Karena sebagian terdiri dari padang rumput, dan sebagian lagi rawa-rawa tropis, taman nasional ini disebut ”sungai rumput”. Kehidupan dari penghuninya tidak berubah setelah sekian abad. Aligator sepanjang 3 meter berjemur matahari, sambil membuka mata lebar-lebar untuk mengintai mangsa. Pada malam hari, rawa-rawa riuh karena raungan mereka dan bumi serasa bergetar sewaktu buaya-buaya itu kawin. Kura-kura sebesar bak cuci menyeret tubuhnya menembus rerumputan untuk mencari makanan. Linsang air yang hidup di sungai bermain-main dan berkejar-kejaran di habitat yang sama. Jejak yang masih baru dari puma Florida dapat terlihat di lumpur lunak. Rusa ekor putih harus senantiasa waspada terhadap pengintai ini, yang dapat setiap saat memangsanya.
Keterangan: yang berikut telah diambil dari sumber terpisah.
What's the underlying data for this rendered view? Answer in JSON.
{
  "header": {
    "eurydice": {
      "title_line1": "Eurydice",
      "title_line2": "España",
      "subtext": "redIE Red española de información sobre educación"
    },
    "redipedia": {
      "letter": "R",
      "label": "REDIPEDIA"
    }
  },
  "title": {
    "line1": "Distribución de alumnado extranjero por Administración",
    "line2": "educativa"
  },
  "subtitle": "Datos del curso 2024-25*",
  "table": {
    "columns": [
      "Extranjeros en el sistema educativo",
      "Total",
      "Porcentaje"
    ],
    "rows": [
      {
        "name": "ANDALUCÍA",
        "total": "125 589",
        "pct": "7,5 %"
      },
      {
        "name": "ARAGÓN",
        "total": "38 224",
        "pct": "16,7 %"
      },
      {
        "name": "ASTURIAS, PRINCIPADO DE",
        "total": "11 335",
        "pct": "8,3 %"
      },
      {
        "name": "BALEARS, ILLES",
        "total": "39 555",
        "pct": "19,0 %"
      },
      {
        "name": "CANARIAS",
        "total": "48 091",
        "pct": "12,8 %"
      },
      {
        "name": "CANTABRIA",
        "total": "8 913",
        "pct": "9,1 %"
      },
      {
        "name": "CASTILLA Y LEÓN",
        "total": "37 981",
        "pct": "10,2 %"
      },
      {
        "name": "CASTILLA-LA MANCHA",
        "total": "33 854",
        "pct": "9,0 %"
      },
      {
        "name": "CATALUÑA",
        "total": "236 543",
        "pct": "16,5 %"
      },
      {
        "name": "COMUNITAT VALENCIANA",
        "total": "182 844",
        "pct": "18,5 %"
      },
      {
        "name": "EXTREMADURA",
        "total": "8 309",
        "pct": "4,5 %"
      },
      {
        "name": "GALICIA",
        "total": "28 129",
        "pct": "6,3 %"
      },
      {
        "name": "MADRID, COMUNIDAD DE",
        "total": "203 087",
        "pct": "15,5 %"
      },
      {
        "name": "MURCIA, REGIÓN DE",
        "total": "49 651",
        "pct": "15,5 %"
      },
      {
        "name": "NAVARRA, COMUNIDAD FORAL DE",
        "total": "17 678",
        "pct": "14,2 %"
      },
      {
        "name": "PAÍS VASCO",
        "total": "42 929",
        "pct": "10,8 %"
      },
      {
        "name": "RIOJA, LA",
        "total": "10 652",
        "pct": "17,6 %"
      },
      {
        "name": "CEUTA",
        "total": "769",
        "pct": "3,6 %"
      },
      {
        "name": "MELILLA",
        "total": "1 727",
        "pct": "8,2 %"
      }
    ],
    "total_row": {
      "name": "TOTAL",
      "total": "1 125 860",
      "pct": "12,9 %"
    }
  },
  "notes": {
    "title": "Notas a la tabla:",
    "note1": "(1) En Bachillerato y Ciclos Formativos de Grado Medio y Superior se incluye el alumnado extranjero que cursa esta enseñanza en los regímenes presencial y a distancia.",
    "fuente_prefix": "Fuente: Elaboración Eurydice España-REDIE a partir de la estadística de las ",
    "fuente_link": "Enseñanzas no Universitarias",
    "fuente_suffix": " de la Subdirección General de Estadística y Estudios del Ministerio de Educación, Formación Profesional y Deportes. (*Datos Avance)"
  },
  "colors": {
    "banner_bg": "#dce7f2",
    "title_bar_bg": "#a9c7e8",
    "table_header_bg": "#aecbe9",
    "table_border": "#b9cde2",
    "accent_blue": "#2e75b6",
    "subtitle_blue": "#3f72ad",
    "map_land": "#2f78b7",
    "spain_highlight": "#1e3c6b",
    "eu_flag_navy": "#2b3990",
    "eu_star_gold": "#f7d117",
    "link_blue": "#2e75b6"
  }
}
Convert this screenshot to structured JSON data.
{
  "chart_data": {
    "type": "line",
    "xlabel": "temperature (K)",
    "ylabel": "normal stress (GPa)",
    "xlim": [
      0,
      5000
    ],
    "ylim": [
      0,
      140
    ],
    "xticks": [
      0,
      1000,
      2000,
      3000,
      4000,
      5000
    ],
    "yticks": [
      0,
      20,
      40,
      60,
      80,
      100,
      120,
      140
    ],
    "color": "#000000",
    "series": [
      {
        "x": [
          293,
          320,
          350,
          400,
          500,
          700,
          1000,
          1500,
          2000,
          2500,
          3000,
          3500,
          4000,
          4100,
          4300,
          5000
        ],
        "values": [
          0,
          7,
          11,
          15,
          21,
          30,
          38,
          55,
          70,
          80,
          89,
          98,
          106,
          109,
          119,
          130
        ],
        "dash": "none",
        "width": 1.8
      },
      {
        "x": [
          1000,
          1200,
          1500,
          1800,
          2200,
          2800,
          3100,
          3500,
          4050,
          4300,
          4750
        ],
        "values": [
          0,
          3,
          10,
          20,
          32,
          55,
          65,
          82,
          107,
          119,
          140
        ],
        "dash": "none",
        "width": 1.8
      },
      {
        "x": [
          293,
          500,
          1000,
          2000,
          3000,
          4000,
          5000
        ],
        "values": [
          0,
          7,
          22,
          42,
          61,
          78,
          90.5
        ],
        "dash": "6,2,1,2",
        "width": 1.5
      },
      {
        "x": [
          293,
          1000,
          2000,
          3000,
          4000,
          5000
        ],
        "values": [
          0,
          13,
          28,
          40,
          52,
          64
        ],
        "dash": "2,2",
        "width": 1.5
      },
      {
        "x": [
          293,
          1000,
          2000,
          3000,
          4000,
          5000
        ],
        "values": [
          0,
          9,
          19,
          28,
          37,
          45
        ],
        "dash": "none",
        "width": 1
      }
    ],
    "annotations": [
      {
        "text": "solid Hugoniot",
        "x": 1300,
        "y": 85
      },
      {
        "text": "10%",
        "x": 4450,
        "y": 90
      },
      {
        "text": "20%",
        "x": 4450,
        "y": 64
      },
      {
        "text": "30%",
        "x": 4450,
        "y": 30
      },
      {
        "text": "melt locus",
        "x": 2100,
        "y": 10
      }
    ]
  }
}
Rakun, yang sering kali terlihat mencuci makanan mereka di aliran sungai yang berdekatan, tinggal dengan nyaman di Everglades, dengan makanan berlimpah dari menu yang tersedia di sini.
Terdapat juga banyak kehidupan yang hampir tidak terlihat oleh para pengunjung Everglades. Beraneka ragam kodok terkamuflase di dedaunan di atas tanah, di atas daun teratai, dan di tanaman hyacinth air yang indah di saluran air buatan. Siput apel—moluska sebesar bola golf, yang dilengkapi dengan insang dan paru-paru sederhana, yang memungkinkannya bernapas di dalam air maupun di luar air—merayap di antara tanaman air dengan sangat perlahan. Perairan yang dangkal dihuni oleh udang sungai, kepiting, dan beraneka ragam ikan. Terdapat banyak ular dan serangga serta binatang merayap—semuanya menunggu untuk memangsa atau dimangsa.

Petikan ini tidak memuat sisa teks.